For this part, we will used all the results found previously (the used of the time features essentially). I will test the same models than for the daily forecast and used the same metrics.

My benchmark model will be the ARIMA model.this model is quite popular to forecast time series (but need to not randomized the sets).These sets are composed of:

- 112176 samples for the training set
- 28080 samples for the test set

In my problem the result of the model are bad. In the following table there is summary if the result of the benchmark model and the other models tested.

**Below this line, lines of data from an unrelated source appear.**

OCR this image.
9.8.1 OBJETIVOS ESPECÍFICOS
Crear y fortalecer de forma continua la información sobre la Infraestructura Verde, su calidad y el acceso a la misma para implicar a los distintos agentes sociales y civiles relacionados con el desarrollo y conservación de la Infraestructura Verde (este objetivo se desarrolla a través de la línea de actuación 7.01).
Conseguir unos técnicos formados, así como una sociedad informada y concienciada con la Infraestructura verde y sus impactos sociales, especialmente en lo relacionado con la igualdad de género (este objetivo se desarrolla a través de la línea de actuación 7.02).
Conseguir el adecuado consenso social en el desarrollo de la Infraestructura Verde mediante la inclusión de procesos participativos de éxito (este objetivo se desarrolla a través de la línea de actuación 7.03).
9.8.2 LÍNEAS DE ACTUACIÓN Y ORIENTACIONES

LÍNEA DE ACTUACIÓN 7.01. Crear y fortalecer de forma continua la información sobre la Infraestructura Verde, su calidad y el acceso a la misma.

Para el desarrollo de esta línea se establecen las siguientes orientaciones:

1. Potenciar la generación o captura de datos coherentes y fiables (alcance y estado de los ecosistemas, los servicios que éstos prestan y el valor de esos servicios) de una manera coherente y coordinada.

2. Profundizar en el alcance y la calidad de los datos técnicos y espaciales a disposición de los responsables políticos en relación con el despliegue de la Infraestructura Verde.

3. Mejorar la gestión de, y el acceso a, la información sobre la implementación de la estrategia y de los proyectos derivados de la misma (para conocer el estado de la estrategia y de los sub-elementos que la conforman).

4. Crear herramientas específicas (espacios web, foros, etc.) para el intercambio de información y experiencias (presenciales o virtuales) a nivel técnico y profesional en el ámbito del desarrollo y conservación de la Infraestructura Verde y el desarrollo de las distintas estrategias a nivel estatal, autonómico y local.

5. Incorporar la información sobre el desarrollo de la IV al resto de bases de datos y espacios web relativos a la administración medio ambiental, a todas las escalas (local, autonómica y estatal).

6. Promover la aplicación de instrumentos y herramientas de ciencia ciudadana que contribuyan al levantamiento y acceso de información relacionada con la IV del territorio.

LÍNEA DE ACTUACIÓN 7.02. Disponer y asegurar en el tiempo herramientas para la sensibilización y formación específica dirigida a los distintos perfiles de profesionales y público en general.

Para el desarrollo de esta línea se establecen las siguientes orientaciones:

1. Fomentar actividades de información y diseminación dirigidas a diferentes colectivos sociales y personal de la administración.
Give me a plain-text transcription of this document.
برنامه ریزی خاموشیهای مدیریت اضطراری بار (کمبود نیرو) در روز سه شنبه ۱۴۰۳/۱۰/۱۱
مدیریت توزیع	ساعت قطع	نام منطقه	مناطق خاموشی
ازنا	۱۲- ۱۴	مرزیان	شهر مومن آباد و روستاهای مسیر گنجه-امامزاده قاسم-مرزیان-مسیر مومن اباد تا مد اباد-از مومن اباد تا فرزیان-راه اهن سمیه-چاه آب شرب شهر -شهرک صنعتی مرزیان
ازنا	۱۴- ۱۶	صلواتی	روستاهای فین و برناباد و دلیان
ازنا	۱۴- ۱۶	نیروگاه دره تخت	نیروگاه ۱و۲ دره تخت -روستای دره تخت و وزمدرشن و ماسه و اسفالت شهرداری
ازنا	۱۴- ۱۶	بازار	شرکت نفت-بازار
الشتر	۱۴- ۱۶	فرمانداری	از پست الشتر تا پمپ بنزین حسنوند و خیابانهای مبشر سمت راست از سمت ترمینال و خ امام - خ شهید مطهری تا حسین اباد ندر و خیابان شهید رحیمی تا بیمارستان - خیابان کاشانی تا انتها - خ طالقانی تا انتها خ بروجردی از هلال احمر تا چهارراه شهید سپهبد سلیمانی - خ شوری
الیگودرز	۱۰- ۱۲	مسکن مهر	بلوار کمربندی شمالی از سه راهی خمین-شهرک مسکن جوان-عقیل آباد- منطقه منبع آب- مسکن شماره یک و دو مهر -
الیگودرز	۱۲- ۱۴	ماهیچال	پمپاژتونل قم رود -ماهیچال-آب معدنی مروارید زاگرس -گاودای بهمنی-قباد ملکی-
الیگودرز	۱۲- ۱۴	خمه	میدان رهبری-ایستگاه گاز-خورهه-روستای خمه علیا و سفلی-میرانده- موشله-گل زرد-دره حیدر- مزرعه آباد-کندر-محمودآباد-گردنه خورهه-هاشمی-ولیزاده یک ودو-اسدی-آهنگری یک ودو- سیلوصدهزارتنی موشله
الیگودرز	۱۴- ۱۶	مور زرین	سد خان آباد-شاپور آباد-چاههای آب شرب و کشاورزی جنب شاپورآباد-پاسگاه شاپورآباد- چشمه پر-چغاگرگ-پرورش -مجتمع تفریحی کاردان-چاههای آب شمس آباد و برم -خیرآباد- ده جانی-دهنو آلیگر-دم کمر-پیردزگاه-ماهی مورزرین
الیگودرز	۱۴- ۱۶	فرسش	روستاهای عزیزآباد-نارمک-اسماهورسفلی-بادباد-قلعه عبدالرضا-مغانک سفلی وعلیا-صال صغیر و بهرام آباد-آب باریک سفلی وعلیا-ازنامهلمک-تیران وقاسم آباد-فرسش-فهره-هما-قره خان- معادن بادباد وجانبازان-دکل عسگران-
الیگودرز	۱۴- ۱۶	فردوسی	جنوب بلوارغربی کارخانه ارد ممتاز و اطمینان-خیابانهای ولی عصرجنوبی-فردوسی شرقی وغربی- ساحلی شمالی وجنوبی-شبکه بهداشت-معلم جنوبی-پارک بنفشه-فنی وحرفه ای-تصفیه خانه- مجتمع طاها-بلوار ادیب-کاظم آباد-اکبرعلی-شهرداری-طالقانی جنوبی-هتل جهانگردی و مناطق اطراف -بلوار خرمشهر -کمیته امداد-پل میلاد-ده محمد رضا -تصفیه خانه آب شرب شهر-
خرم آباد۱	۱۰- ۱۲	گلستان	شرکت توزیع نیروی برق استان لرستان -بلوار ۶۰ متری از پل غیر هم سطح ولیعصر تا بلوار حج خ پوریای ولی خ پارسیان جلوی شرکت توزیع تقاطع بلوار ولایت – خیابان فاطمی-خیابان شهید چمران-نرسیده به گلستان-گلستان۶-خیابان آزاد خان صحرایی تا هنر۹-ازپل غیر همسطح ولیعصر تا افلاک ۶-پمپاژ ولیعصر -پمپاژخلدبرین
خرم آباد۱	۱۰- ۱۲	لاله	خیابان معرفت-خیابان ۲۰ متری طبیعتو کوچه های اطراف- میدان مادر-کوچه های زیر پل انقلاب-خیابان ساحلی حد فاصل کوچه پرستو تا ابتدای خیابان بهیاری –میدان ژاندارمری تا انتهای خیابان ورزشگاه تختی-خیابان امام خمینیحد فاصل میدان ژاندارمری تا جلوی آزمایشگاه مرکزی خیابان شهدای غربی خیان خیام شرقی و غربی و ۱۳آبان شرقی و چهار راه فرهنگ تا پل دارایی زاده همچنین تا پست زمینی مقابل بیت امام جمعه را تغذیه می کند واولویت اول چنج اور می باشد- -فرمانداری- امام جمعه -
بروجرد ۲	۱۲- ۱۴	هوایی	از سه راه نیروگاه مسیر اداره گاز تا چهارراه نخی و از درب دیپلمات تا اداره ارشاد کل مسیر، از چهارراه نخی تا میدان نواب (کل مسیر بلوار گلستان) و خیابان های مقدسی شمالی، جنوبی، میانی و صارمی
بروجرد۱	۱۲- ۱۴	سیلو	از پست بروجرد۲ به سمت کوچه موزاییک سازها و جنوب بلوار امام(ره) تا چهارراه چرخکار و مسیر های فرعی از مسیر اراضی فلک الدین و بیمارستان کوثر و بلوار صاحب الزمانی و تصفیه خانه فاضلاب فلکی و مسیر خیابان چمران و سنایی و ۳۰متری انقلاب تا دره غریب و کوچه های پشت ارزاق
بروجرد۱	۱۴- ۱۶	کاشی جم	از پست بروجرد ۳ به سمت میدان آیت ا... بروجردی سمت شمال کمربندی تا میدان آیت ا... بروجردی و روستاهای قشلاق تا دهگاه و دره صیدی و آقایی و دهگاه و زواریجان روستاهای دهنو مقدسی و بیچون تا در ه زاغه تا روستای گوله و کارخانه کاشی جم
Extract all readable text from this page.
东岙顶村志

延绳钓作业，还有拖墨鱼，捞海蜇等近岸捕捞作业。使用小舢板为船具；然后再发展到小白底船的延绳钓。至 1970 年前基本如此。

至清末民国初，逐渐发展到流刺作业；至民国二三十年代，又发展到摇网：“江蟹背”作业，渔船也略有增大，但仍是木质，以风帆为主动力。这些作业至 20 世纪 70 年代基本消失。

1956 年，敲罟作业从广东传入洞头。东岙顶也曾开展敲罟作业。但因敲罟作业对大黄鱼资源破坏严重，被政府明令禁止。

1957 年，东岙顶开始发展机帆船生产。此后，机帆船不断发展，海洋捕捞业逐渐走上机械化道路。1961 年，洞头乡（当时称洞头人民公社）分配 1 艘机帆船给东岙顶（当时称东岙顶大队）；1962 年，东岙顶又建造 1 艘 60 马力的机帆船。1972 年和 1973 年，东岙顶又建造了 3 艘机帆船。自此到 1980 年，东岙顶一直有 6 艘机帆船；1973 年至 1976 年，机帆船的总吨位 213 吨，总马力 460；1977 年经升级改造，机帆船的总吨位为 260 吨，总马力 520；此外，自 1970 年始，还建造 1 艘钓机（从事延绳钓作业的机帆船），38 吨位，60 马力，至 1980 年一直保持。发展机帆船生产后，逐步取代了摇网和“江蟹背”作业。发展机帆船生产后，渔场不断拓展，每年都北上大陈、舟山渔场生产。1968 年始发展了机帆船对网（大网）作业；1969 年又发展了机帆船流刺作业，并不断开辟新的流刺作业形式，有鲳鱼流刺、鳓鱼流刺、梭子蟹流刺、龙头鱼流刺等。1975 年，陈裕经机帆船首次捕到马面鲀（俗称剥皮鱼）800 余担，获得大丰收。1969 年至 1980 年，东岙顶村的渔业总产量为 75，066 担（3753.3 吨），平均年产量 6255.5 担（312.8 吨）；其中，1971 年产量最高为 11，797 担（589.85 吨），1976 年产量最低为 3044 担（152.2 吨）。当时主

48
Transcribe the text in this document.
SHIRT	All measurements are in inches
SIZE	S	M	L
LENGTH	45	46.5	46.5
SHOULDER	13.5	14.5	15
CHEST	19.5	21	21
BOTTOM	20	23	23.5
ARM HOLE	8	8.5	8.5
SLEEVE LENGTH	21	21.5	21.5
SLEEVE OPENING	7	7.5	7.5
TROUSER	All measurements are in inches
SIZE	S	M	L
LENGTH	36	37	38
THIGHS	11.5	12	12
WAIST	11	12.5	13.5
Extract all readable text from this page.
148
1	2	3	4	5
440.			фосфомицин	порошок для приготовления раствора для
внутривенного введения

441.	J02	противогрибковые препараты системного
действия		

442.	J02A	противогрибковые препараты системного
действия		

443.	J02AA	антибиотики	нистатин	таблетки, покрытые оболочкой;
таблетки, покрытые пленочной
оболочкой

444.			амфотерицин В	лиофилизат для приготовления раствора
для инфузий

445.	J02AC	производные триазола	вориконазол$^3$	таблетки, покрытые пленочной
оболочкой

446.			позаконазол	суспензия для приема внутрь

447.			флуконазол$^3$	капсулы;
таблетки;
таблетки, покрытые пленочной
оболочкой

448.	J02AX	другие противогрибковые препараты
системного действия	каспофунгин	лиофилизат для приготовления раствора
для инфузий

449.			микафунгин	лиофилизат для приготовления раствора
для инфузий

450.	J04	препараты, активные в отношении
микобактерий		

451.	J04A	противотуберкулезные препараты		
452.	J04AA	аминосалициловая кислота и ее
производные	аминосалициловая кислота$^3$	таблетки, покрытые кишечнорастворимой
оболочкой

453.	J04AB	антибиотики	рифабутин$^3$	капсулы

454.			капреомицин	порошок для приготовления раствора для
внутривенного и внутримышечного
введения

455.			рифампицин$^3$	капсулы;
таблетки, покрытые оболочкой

This final table, show us that the benchmark model is quite easy to beat. The neural network is very slow to construct but two models seems very good to used for our problem:

- the decision tree regressor
- the K-nearest neighbour

# Conclusion

This work was used to complete my nanodegree, this is my approach, not the only one and I think there is a lot of things to try like a deep learning approach or a reinforcement learning one for example.

I invite you to used the datasets of this project to try to create your own (better?!) model and if you have any comments write it below.